Clearwater Stewardship Contract
Seeley Lake Ranger District
Lolo National Forest
The Clearwater Stewardship Project, on the Seeley Lake Ranger District, Lolo National Forest, is one of the nation's first stewardship contracts. It was designed to test "best value" awarding, designation by description, retention of receipts, exchange of goods for services and m multiyear contracts.
- Clearwater Project (PDF, 163 KB) - a briefing paper about one of four pilot projects authorized on the Lolo National Forest in Montana.
- Clearwater Stewardship Project (.wmv) - a 10-minute video produced about the Clearwater Stewardship Project, in Microsoft Media Player format.

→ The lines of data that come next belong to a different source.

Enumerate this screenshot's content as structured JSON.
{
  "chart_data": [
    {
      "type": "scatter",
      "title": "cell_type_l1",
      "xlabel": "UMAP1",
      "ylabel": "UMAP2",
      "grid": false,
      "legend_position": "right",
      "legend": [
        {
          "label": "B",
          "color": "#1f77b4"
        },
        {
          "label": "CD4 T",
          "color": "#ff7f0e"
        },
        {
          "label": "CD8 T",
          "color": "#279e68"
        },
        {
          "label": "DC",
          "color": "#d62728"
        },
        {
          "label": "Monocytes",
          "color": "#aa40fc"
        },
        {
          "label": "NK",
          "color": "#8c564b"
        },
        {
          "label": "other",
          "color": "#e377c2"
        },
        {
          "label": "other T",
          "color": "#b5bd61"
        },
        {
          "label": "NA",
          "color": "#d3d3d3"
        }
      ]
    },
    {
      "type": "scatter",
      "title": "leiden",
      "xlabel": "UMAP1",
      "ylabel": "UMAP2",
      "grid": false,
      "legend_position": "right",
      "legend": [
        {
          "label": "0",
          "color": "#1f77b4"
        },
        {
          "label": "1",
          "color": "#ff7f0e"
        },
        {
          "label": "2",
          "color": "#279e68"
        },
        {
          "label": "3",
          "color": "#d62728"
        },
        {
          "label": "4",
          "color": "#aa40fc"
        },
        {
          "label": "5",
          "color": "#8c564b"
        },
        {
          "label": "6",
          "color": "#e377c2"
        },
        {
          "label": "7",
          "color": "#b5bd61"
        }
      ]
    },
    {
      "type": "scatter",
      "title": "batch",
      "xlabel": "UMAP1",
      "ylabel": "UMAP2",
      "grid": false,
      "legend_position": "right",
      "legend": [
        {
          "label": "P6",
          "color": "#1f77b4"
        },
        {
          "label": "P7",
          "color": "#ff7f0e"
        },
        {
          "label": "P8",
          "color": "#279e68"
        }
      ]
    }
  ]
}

Stewardship contracting has provided the Forest Service and BLM with new ways to accomplish necessary work- utilizing receipts from timber sales to apply directly to activities in the field. Activities might include forest restoration work, road maintenance, recreation management, water quality improvements, and wildlife habitat improvements.

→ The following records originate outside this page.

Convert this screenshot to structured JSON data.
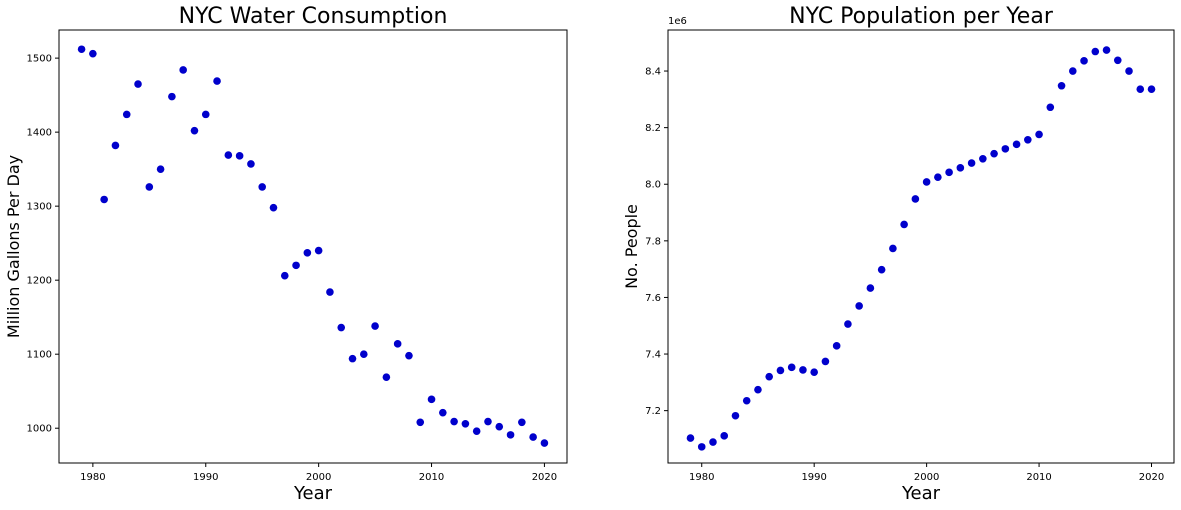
{
  "chart_data": [
    {
      "type": "scatter",
      "title": "NYC Water Consumption",
      "xlabel": "Year",
      "ylabel": "Million Gallons Per Day",
      "xlim": [
        1977,
        2022
      ],
      "ylim": [
        953,
        1538
      ],
      "xticks": [
        1980,
        1990,
        2000,
        2010,
        2020
      ],
      "yticks": [
        1000,
        1100,
        1200,
        1300,
        1400,
        1500
      ],
      "marker_color": "#0000cc",
      "grid": false,
      "series": [
        {
          "x": [
            1979,
            1980,
            1981,
            1982,
            1983,
            1984,
            1985,
            1986,
            1987,
            1988,
            1989,
            1990,
            1991,
            1992,
            1993,
            1994,
            1995,
            1996,
            1997,
            1998,
            1999,
            2000,
            2001,
            2002,
            2003,
            2004,
            2005,
            2006,
            2007,
            2008,
            2009,
            2010,
            2011,
            2012,
            2013,
            2014,
            2015,
            2016,
            2017,
            2018,
            2019,
            2020
          ],
          "y": [
            1512,
            1506,
            1309,
            1382,
            1424,
            1465,
            1326,
            1350,
            1448,
            1484,
            1402,
            1424,
            1469,
            1369,
            1368,
            1357,
            1326,
            1298,
            1206,
            1220,
            1237,
            1240,
            1184,
            1136,
            1094,
            1100,
            1138,
            1069,
            1114,
            1098,
            1008,
            1039,
            1021,
            1009,
            1006,
            996,
            1009,
            1002,
            991,
            1008,
            988,
            980
          ]
        }
      ]
    },
    {
      "type": "scatter",
      "title": "NYC Population per Year",
      "xlabel": "Year",
      "ylabel": "No. People",
      "y_offset_label": "1e6",
      "xlim": [
        1977,
        2022
      ],
      "ylim": [
        7.015,
        8.545
      ],
      "xticks": [
        1980,
        1990,
        2000,
        2010,
        2020
      ],
      "yticks": [
        7.2,
        7.4,
        7.6,
        7.8,
        8.0,
        8.2,
        8.4
      ],
      "ytick_labels": [
        "7.2",
        "7.4",
        "7.6",
        "7.8",
        "8.0",
        "8.2",
        "8.4"
      ],
      "marker_color": "#0000cc",
      "grid": false,
      "series": [
        {
          "x": [
            1979,
            1980,
            1981,
            1982,
            1983,
            1984,
            1985,
            1986,
            1987,
            1988,
            1989,
            1990,
            1991,
            1992,
            1993,
            1994,
            1995,
            1996,
            1997,
            1998,
            1999,
            2000,
            2001,
            2002,
            2003,
            2004,
            2005,
            2006,
            2007,
            2008,
            2009,
            2010,
            2011,
            2012,
            2013,
            2014,
            2015,
            2016,
            2017,
            2018,
            2019,
            2020
          ],
          "y": [
            7.103,
            7.072,
            7.089,
            7.111,
            7.182,
            7.235,
            7.274,
            7.32,
            7.342,
            7.353,
            7.344,
            7.336,
            7.374,
            7.429,
            7.506,
            7.57,
            7.633,
            7.698,
            7.773,
            7.858,
            7.948,
            8.008,
            8.025,
            8.042,
            8.058,
            8.075,
            8.09,
            8.108,
            8.125,
            8.141,
            8.157,
            8.176,
            8.272,
            8.348,
            8.4,
            8.436,
            8.469,
            8.474,
            8.438,
            8.4,
            8.336,
            8.336
          ]
        }
      ]
    }
  ]
}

The new procedures also permit the government to award stewardship contracts based on "best value" instead of price alone. These provisions can provide preference to bidders that operate in depressed localities, or possess specialized skills and experience necessary for the job.

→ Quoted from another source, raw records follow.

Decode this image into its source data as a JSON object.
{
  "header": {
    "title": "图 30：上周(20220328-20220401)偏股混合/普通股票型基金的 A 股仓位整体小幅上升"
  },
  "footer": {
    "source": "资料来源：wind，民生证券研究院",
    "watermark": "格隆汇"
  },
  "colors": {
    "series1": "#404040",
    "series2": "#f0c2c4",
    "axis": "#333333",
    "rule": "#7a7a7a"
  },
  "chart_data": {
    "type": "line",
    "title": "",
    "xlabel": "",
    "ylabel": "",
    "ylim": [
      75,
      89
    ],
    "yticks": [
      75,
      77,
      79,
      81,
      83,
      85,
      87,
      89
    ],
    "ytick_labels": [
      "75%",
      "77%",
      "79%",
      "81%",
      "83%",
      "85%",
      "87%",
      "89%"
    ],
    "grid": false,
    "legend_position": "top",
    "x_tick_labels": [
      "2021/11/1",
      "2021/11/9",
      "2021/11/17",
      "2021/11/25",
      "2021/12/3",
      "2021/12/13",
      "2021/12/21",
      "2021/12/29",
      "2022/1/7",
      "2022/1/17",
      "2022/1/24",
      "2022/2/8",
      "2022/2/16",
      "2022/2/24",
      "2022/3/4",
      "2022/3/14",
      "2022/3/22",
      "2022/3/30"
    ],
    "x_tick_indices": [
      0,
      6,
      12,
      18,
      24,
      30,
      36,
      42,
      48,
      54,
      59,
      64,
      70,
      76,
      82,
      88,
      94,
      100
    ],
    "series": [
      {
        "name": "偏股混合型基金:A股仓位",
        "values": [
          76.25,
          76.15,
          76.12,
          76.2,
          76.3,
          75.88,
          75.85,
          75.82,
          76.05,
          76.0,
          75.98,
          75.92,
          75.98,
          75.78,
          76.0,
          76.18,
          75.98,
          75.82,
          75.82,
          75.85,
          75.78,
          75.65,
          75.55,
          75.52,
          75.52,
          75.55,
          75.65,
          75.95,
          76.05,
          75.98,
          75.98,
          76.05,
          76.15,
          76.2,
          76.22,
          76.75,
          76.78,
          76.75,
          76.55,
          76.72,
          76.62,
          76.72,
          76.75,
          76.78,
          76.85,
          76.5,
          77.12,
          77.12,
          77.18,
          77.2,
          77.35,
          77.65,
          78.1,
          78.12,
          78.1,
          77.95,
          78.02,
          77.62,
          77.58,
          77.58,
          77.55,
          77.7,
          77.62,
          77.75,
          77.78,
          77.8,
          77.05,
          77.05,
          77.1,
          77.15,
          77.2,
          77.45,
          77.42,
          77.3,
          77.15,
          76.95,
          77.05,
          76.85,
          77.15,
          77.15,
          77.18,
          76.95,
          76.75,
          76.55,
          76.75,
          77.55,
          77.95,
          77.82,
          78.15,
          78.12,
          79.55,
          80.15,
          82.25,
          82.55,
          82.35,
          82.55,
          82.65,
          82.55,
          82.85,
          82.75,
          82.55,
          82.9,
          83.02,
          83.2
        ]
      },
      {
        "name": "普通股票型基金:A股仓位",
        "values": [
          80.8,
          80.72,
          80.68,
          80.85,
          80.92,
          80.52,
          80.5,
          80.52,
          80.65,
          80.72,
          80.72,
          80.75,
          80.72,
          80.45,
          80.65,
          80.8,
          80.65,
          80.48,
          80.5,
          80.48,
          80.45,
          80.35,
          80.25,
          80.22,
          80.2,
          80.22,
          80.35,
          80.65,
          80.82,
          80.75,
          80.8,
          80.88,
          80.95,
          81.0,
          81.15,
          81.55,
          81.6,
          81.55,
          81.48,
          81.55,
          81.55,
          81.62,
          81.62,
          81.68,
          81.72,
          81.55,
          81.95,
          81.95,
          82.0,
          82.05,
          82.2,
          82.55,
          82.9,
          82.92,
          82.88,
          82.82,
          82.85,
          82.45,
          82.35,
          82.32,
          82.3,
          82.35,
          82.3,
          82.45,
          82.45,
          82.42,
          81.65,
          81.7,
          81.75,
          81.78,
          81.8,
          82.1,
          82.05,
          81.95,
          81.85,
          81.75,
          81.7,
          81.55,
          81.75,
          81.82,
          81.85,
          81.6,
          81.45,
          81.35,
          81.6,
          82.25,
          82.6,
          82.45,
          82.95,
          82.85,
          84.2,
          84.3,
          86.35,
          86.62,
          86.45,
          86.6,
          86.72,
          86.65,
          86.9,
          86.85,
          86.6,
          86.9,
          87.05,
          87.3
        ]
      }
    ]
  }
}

Land Management Accomplishments
- Select cutting/thinning of timber on 640 acres;
- 12.6 miles of roadside noxious weed treatments;
- Installation of 7 small to moderate sized bridges or arch culverts, and one large bridge replacement;
- Obliteration of about 12.8 miles of system road & removal of 38 miles of other road;
- Reconstruction of roughly 15 miles of road;
- Graveling about 2 1/2 miles of road in 5 separate locations;
- Rerouting an existing segment of road located adjacent to a stream;
- Rehabilitation of one gravel pit;
- Removal of 17 old pit toilets and installation of 18 new vault toilets in campgrounds to protect water quality;
- Installation of 8 picnic tables and fire grates;
- Reconstruction of Clearwater Lake Trailhead.
- Reduction of road densities and motorized access to improved grizzly bear habitat;
- Reduction of sediment sources and improvement of water quality in a primary bull trout watershed;
- Noxious weed treatment; improvement of wildlife habitat through low intensity burning;
- Lessen susceptibility of lodgepole pine stands to mountain pine beetle mortality; and
- Contribution to the local economy through job creation.